Gartenbau: Nächste Generation in den Startlöchern

Und wie soll es in Zukunft in dem Familienunternehmen weitergehen? Der Gartenbau zählt mit derzeit noch 250 Betrieben in Hamburg nicht zu den großen Wachstumstreibern. Inzwischen hat nach Angaben des Statistikamts Nord fast die Hälfte der inhabergeführten Unternehmen weitere Einkommensquellen außerhalb der Branche erschlossen. „Bei uns bleibt in den nächsten Jahren erst mal alles so, wie es ist“, sagt Michael Tomfort.
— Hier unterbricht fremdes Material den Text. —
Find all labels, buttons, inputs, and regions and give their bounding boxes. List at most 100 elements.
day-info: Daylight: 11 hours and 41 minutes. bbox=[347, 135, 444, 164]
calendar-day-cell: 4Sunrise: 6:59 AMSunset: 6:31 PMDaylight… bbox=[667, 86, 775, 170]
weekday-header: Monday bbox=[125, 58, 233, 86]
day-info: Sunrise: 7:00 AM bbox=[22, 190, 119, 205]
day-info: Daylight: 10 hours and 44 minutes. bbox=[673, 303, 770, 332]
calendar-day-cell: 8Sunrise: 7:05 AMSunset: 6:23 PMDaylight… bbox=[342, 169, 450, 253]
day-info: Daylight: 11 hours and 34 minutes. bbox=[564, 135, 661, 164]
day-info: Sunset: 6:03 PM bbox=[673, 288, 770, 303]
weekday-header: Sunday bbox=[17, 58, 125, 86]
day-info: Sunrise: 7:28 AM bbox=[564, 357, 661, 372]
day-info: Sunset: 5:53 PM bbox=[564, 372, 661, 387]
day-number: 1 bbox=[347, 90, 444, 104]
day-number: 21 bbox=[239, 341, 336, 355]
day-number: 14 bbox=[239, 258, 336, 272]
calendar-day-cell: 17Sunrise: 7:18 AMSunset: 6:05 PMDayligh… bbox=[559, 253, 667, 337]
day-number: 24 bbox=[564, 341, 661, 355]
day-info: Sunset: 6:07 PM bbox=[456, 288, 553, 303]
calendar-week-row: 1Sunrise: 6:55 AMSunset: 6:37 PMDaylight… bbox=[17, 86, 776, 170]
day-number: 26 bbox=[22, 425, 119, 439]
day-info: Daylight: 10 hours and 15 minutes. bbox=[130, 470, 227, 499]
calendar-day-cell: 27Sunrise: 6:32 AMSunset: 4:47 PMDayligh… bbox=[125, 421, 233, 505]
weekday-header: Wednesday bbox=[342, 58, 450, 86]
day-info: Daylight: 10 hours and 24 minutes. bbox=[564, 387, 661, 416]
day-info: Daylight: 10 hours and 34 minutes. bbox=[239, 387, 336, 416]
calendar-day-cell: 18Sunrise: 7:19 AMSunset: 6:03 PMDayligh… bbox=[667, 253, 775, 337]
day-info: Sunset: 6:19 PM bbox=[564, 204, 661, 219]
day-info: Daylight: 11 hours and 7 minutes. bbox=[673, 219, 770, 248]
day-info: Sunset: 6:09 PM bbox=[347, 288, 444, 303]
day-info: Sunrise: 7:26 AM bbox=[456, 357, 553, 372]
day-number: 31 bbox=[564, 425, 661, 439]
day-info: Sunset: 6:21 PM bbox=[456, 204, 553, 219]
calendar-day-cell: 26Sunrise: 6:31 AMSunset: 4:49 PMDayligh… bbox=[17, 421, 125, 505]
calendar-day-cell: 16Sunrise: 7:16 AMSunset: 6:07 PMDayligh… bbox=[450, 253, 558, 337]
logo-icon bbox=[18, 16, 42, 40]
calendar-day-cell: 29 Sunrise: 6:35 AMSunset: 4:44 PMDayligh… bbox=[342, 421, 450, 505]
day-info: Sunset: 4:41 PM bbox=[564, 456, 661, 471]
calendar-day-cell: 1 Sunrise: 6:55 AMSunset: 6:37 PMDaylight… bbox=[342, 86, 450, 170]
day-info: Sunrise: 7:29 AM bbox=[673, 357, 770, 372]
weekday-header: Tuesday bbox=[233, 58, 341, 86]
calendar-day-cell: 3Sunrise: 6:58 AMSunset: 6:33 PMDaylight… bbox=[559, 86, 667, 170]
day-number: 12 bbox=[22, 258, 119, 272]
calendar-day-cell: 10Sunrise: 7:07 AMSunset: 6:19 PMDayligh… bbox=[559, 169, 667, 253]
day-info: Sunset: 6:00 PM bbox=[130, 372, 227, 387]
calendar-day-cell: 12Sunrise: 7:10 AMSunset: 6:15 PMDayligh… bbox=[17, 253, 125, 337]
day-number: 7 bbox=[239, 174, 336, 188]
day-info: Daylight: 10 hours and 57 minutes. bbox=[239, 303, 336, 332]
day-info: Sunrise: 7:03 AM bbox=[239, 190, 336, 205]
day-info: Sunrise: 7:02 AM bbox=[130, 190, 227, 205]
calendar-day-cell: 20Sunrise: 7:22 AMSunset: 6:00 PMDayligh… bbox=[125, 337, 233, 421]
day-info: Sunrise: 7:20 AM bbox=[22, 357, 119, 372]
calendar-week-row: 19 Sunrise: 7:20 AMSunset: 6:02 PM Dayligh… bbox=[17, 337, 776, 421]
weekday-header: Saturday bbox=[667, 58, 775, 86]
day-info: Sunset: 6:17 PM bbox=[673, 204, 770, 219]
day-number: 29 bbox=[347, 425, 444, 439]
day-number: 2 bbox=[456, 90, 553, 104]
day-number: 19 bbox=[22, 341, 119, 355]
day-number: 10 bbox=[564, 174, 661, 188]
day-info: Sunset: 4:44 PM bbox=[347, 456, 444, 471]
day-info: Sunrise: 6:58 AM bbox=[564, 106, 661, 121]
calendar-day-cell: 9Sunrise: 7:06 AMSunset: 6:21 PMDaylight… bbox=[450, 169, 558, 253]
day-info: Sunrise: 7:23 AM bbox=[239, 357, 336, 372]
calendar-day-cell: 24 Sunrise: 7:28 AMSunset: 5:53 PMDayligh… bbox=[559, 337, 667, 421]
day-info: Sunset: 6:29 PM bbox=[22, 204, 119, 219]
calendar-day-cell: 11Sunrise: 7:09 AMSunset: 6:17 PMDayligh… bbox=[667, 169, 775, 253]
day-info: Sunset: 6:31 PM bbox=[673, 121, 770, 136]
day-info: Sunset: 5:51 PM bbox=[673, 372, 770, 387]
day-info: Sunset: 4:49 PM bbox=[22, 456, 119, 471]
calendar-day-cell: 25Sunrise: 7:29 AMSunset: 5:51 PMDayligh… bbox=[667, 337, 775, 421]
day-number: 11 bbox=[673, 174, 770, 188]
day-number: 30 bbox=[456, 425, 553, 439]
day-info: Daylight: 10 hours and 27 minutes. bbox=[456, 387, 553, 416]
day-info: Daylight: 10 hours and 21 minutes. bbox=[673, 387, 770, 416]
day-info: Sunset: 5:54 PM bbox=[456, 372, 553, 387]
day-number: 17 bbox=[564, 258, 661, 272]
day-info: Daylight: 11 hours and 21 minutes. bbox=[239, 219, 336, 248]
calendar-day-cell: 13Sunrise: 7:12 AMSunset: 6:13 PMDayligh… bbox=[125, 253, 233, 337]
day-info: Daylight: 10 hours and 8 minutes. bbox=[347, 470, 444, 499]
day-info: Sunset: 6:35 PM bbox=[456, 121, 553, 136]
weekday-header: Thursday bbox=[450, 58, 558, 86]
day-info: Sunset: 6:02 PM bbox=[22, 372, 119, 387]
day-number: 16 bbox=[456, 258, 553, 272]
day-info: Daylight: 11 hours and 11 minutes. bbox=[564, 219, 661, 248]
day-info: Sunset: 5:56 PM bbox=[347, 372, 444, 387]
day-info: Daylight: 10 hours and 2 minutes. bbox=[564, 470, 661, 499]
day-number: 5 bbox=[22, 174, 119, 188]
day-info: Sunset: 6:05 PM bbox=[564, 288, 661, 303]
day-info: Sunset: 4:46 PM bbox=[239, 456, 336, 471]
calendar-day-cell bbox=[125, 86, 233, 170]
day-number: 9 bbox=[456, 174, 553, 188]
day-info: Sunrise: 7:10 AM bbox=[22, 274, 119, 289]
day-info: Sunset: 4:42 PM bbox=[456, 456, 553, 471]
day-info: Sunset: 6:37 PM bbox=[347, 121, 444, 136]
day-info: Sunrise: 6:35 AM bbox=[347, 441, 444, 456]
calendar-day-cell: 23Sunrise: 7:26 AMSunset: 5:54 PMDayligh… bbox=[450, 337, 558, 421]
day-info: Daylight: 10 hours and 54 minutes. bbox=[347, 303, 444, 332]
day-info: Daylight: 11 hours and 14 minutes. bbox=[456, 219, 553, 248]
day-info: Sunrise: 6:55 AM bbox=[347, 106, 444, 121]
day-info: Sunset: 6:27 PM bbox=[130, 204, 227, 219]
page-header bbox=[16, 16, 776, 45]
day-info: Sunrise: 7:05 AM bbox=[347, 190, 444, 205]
Dazu gehört, dass die Verkaufsgärtnerei in einem Wohngebiet in Niendorf weitergeführt wird – trotz der wachsenden Konkurrenz von großen Bau- und Gartencentern. „Natürlich könnten wir das Grundstück verkaufen“, sagt Michael Tomfort. Inzwischen riefen fast jeden Monat Makler an und böten inzwischen Millionensummen. Er lehnt immer ab. „Das hat auch mit Respekt gegenüber der Familientradition zu tun“, sagt er. Die sechste Generation Tomfort steht in den Startlöchern.